In the center of the same room was A Thousand KM (2014–15), an installation of two life-size figures, one man, one woman, who stand facing each other, each clad in intricate, metallic garb and with a blade in their hand. A decapitated head lies on the floor at their feet. A witness is seated nearby, overlooking the scene—however, they are blinded by the metal case that covers their head. According to Wiharso, the visual anecdote departs from an incident where the artist experienced racist comments at a store in the US; upon hearing about this, his wife leapt to his defense and called the store owner. With the male figure representing himself and the woman representing his wife, Wiharso alludes to how people often take up arms to protect the ones they love, though sometimes these acts can come at the cost of others—blinded by our own biases, we are all susceptible to becoming parts of violent systems.

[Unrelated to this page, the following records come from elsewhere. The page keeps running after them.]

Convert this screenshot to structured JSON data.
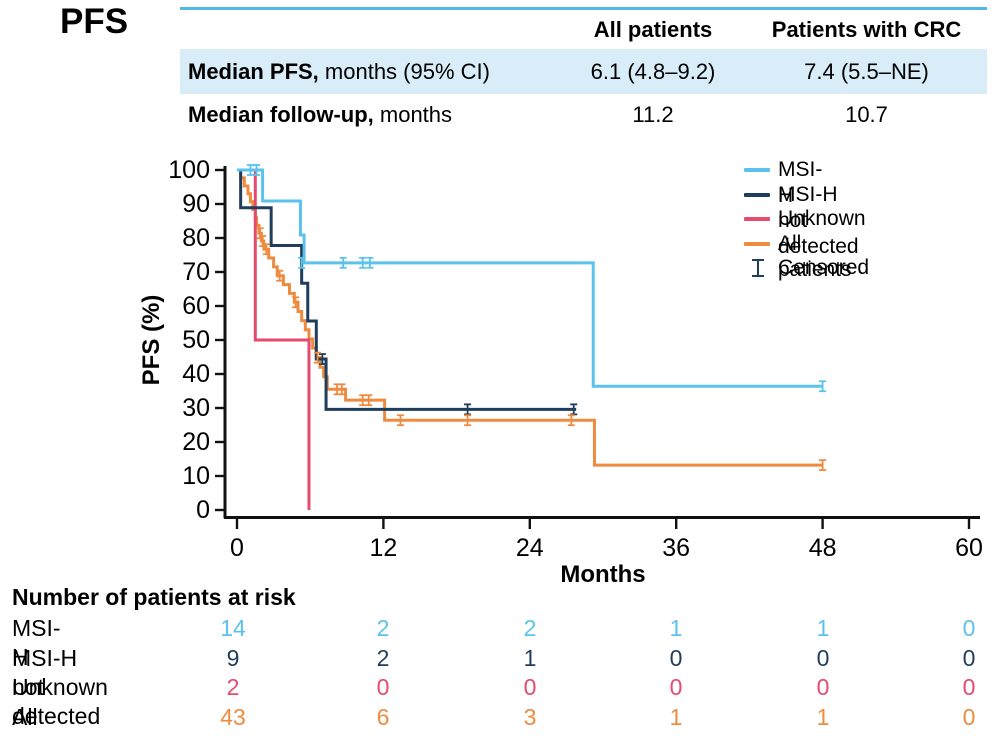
{
  "title": "PFS",
  "colors": {
    "msi_h": "#5BC3EB",
    "msi_h_not_detected": "#1F3D5C",
    "unknown": "#E64A6E",
    "all_patients": "#EE8B3F",
    "table_rule": "#55B7E3",
    "row_highlight": "#D9EDF9",
    "axis": "#111111"
  },
  "summary_table": {
    "columns": [
      "All patients",
      "Patients with CRC"
    ],
    "rows": [
      {
        "label_bold": "Median PFS,",
        "label_rest": " months (95% CI)",
        "all_patients": "6.1 (4.8–9.2)",
        "crc": "7.4 (5.5–NE)"
      },
      {
        "label_bold": "Median follow-up,",
        "label_rest": " months",
        "all_patients": "11.2",
        "crc": "10.7"
      }
    ]
  },
  "chart_data": {
    "type": "line",
    "subtype": "kaplan-meier",
    "title": "",
    "xlabel": "Months",
    "ylabel": "PFS (%)",
    "xlim": [
      0,
      60
    ],
    "ylim": [
      0,
      100
    ],
    "xticks": [
      0,
      12,
      24,
      36,
      48,
      60
    ],
    "yticks": [
      0,
      10,
      20,
      30,
      40,
      50,
      60,
      70,
      80,
      90,
      100
    ],
    "grid": false,
    "legend_position": "top-right",
    "legend_censored_label": "Censored",
    "series": [
      {
        "name": "MSI-H",
        "color": "#5BC3EB",
        "steps": [
          [
            0,
            100
          ],
          [
            2.1,
            100
          ],
          [
            2.1,
            90.9
          ],
          [
            5.2,
            90.9
          ],
          [
            5.2,
            80.9
          ],
          [
            5.5,
            80.9
          ],
          [
            5.5,
            72.7
          ],
          [
            29.2,
            72.7
          ],
          [
            29.2,
            36.4
          ],
          [
            48,
            36.4
          ]
        ],
        "censors": [
          [
            1.1,
            100
          ],
          [
            1.6,
            100
          ],
          [
            5.3,
            72.7
          ],
          [
            8.7,
            72.7
          ],
          [
            10.3,
            72.7
          ],
          [
            10.9,
            72.7
          ],
          [
            48,
            36.4
          ]
        ]
      },
      {
        "name": "MSI-H not detected",
        "color": "#1F3D5C",
        "steps": [
          [
            0,
            100
          ],
          [
            0.3,
            100
          ],
          [
            0.3,
            88.9
          ],
          [
            2.8,
            88.9
          ],
          [
            2.8,
            77.8
          ],
          [
            5.3,
            77.8
          ],
          [
            5.3,
            66.7
          ],
          [
            5.8,
            66.7
          ],
          [
            5.8,
            55.6
          ],
          [
            6.5,
            55.6
          ],
          [
            6.5,
            44.4
          ],
          [
            7.3,
            44.4
          ],
          [
            7.3,
            29.6
          ],
          [
            27.8,
            29.6
          ]
        ],
        "censors": [
          [
            7.0,
            44.4
          ],
          [
            18.9,
            29.6
          ],
          [
            27.6,
            29.6
          ]
        ]
      },
      {
        "name": "Unknown",
        "color": "#E64A6E",
        "steps": [
          [
            0,
            100
          ],
          [
            1.5,
            100
          ],
          [
            1.5,
            50
          ],
          [
            5.9,
            50
          ],
          [
            5.9,
            0
          ]
        ],
        "censors": []
      },
      {
        "name": "All patients",
        "color": "#EE8B3F",
        "steps": [
          [
            0,
            100
          ],
          [
            0.3,
            100
          ],
          [
            0.3,
            97.7
          ],
          [
            0.6,
            97.7
          ],
          [
            0.6,
            95.3
          ],
          [
            0.9,
            95.3
          ],
          [
            0.9,
            93
          ],
          [
            1.1,
            93
          ],
          [
            1.1,
            90.7
          ],
          [
            1.3,
            90.7
          ],
          [
            1.3,
            88.4
          ],
          [
            1.5,
            88.4
          ],
          [
            1.5,
            86
          ],
          [
            1.6,
            86
          ],
          [
            1.6,
            83.7
          ],
          [
            1.8,
            83.7
          ],
          [
            1.8,
            81.4
          ],
          [
            2,
            81.4
          ],
          [
            2,
            79.1
          ],
          [
            2.2,
            79.1
          ],
          [
            2.2,
            76.7
          ],
          [
            2.6,
            76.7
          ],
          [
            2.6,
            74.1
          ],
          [
            3,
            74.1
          ],
          [
            3,
            71.5
          ],
          [
            3.3,
            71.5
          ],
          [
            3.3,
            68.9
          ],
          [
            3.8,
            68.9
          ],
          [
            3.8,
            66.3
          ],
          [
            4.3,
            66.3
          ],
          [
            4.3,
            63.7
          ],
          [
            4.7,
            63.7
          ],
          [
            4.7,
            61.1
          ],
          [
            5,
            61.1
          ],
          [
            5,
            58.4
          ],
          [
            5.3,
            58.4
          ],
          [
            5.3,
            55.7
          ],
          [
            5.6,
            55.7
          ],
          [
            5.6,
            53
          ],
          [
            5.9,
            53
          ],
          [
            5.9,
            50.3
          ],
          [
            6.2,
            50.3
          ],
          [
            6.2,
            47.6
          ],
          [
            6.5,
            47.6
          ],
          [
            6.5,
            44.8
          ],
          [
            6.8,
            44.8
          ],
          [
            6.8,
            42
          ],
          [
            7.1,
            42
          ],
          [
            7.1,
            39.2
          ],
          [
            7.4,
            39.2
          ],
          [
            7.4,
            35.5
          ],
          [
            8.9,
            35.5
          ],
          [
            8.9,
            32.3
          ],
          [
            12.1,
            32.3
          ],
          [
            12.1,
            26.4
          ],
          [
            29.3,
            26.4
          ],
          [
            29.3,
            13.2
          ],
          [
            48,
            13.2
          ]
        ],
        "censors": [
          [
            1.9,
            81.4
          ],
          [
            2.1,
            79.1
          ],
          [
            2.4,
            76.7
          ],
          [
            3.5,
            68.9
          ],
          [
            4.8,
            61.1
          ],
          [
            6.6,
            44.8
          ],
          [
            8.2,
            35.5
          ],
          [
            8.6,
            35.5
          ],
          [
            10.3,
            32.3
          ],
          [
            10.8,
            32.3
          ],
          [
            13.4,
            26.4
          ],
          [
            18.9,
            26.4
          ],
          [
            27.4,
            26.4
          ],
          [
            48,
            13.2
          ]
        ]
      }
    ]
  },
  "at_risk": {
    "header": "Number of patients at risk",
    "timepoints": [
      0,
      12,
      24,
      36,
      48,
      60
    ],
    "rows": [
      {
        "label": "MSI-H",
        "color": "#5BC3EB",
        "values": [
          "14",
          "2",
          "2",
          "1",
          "1",
          "0"
        ]
      },
      {
        "label": "MSI-H not detected",
        "color": "#1F3D5C",
        "values": [
          "9",
          "2",
          "1",
          "0",
          "0",
          "0"
        ]
      },
      {
        "label": "Unknown",
        "color": "#E64A6E",
        "values": [
          "2",
          "0",
          "0",
          "0",
          "0",
          "0"
        ]
      },
      {
        "label": "All patients",
        "color": "#EE8B3F",
        "values": [
          "43",
          "6",
          "3",
          "1",
          "1",
          "0"
        ]
      }
    ]
  }
}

The exhibition continued in downtown York, at Marketview Arts, where audiences encountered four Camouflage Portraits (2020). Each painting is a textural delight, of vibrant colors rendered in patches of acrylic and glitter. Like in Unburied Memory, glitter functions here as a means to diffuse light, obfuscating the exact contours of the faces in the paintings. Wiharso thus draws attention once more to the inaccuracies and contingencies in how we perceive each other. Contrasting this haziness, however, are lifelike pairs of eyes looking out from the canvas. Their eerie, realistic, gaze is both unsettling yet familiar, pointing to omnipresent surveillance.

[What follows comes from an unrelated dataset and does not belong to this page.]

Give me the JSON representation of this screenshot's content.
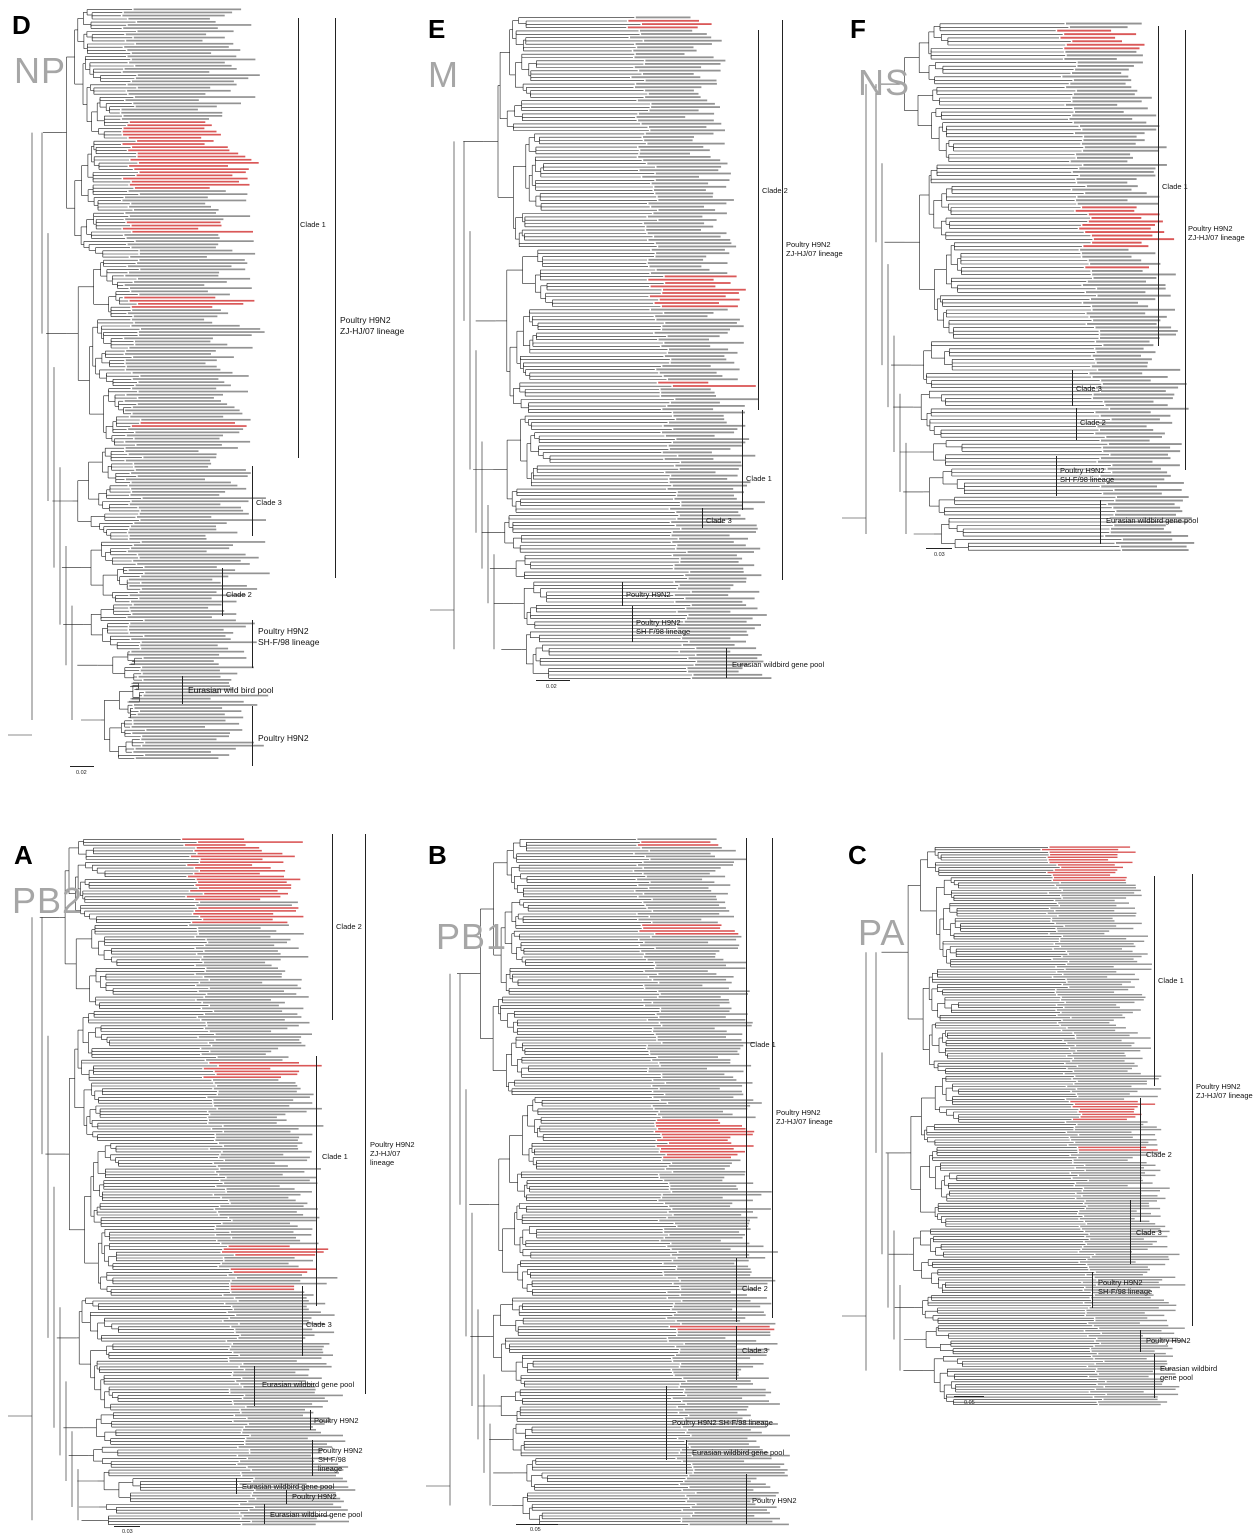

The expansive space of Marketview Arts was a perfect setting for larger pieces such as Kaleidoscope (2017–18), a six-meter-wide triptych. The painting depicts chaotic, cacophonous scenes with half-dressed, sheepish men and mutilated bodies populating a mélange of domestic and exterior spaces. The density of the swirling, surrealistic image recalls the urban sprawl of Indonesia and the convoluted history of Wiharso’s dual homelands. Connecting the figures are intestines, wires, and pipes. As the pandemic has shown, we are more entwined than ever; our actions affect each other across the globe, and there is something both reassuring and unsettling about this.

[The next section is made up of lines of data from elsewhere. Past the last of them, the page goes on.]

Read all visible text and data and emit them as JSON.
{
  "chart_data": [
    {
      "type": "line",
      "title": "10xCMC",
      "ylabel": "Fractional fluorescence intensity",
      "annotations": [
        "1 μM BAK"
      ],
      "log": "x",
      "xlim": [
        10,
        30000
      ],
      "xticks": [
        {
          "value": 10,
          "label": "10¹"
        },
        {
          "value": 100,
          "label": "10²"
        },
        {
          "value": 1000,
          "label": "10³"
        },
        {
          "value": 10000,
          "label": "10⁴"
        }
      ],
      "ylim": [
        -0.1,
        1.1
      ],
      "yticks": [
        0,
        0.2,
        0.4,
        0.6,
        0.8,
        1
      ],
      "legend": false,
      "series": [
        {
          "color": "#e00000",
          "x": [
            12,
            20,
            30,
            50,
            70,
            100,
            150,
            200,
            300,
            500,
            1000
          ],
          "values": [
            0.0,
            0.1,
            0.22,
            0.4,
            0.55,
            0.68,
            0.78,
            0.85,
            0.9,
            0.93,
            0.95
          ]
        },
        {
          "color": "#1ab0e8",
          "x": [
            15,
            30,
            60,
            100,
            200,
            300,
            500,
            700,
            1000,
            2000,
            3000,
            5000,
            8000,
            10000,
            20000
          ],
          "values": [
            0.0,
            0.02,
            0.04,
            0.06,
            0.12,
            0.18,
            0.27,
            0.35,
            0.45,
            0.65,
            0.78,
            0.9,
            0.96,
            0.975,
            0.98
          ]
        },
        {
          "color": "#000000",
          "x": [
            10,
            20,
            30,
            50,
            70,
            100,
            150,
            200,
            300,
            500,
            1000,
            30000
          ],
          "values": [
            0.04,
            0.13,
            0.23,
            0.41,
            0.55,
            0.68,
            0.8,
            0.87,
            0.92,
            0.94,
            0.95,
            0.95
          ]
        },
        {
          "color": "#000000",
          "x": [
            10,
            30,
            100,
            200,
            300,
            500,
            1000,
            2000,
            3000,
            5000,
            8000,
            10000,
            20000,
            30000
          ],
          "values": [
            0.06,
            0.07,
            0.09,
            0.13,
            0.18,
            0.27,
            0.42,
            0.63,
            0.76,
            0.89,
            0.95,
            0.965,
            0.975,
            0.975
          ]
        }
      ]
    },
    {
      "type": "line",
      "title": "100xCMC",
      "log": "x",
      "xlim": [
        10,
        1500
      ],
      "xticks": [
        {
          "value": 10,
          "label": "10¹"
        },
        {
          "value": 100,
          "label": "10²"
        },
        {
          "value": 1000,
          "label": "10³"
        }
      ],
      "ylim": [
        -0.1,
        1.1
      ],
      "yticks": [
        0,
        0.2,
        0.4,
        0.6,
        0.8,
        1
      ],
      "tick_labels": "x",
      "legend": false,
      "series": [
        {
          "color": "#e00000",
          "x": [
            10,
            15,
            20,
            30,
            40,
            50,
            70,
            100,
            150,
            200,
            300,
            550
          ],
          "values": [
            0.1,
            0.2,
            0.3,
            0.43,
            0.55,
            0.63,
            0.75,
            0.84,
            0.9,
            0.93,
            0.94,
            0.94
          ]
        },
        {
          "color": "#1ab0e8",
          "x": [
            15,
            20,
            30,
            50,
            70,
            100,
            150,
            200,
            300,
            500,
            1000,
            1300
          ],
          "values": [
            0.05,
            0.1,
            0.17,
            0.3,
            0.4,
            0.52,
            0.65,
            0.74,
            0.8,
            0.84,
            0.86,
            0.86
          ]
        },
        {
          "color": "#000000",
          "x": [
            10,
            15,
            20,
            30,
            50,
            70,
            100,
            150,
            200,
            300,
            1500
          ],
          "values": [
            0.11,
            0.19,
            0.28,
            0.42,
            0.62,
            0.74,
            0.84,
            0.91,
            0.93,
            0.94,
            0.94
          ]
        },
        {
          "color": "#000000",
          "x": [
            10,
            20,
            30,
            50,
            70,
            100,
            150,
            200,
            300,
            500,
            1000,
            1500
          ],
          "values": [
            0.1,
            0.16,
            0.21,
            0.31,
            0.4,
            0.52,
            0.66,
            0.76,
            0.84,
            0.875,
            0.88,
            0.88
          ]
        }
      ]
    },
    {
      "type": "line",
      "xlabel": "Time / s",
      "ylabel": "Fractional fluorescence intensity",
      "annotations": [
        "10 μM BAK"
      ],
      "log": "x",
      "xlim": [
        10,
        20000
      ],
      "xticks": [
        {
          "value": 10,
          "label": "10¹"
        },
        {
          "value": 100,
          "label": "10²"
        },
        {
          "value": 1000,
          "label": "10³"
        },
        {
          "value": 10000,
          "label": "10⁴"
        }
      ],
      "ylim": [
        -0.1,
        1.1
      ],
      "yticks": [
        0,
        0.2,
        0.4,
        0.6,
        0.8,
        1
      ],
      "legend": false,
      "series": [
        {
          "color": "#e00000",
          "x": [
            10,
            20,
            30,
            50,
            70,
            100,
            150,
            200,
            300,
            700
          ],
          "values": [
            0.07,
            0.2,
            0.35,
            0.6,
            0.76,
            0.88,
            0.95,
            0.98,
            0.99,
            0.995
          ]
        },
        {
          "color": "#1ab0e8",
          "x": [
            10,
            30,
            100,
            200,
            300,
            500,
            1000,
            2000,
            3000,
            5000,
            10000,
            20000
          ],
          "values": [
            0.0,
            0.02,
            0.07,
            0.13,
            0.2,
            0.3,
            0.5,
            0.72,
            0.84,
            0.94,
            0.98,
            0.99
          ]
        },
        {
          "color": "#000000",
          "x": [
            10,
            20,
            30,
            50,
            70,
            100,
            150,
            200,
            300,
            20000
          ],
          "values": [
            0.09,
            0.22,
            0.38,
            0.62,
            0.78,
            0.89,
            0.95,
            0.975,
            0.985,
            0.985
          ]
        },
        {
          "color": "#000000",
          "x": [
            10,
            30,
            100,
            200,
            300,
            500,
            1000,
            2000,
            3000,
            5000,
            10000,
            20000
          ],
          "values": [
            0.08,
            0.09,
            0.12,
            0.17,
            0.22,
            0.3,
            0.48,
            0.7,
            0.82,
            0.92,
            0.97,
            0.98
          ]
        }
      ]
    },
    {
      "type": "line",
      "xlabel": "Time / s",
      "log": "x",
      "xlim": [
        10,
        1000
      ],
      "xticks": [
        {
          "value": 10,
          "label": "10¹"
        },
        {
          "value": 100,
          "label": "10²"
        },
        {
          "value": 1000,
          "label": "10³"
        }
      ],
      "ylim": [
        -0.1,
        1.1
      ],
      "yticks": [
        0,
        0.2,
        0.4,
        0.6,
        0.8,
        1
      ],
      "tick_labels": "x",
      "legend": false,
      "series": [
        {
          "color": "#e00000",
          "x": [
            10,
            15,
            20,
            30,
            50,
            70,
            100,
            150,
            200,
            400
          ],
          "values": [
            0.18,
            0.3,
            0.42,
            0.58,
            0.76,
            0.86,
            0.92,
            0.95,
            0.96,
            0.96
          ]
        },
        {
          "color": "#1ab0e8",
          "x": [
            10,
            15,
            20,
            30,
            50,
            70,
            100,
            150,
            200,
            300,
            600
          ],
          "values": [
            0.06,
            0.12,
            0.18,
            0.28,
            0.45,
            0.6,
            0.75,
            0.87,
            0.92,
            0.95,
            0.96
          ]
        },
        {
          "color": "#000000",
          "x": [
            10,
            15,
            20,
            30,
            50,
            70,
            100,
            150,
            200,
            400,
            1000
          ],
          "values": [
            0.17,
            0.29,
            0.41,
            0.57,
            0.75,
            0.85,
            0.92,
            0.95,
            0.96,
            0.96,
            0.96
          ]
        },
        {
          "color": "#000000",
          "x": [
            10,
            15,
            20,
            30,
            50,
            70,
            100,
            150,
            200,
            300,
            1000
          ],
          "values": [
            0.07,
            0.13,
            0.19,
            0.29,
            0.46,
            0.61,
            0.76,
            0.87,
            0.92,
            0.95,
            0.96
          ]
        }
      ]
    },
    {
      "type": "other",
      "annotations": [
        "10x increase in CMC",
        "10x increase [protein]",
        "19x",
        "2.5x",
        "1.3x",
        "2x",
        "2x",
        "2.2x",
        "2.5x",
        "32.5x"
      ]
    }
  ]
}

Wiharso’s paintings and installations combine personal experiences and universal truths and tug at audiences to delve into issues around inequity and prejudices. One need not be familiar with Indonesian art, history, and politics to be engaged with his works. The lines he draws between cultures and histories offer an unparalleled visual experience that leaves the viewer curious and eager to see more from one of Indonesia’s most provocative and engaging artists.
Entang Wiharso’s “A Thousand Kilometers” was on view at York College’s Marketview Arts and Brossman Gallery and Cora Miller Gallery, from September 3 to October 16, 2021.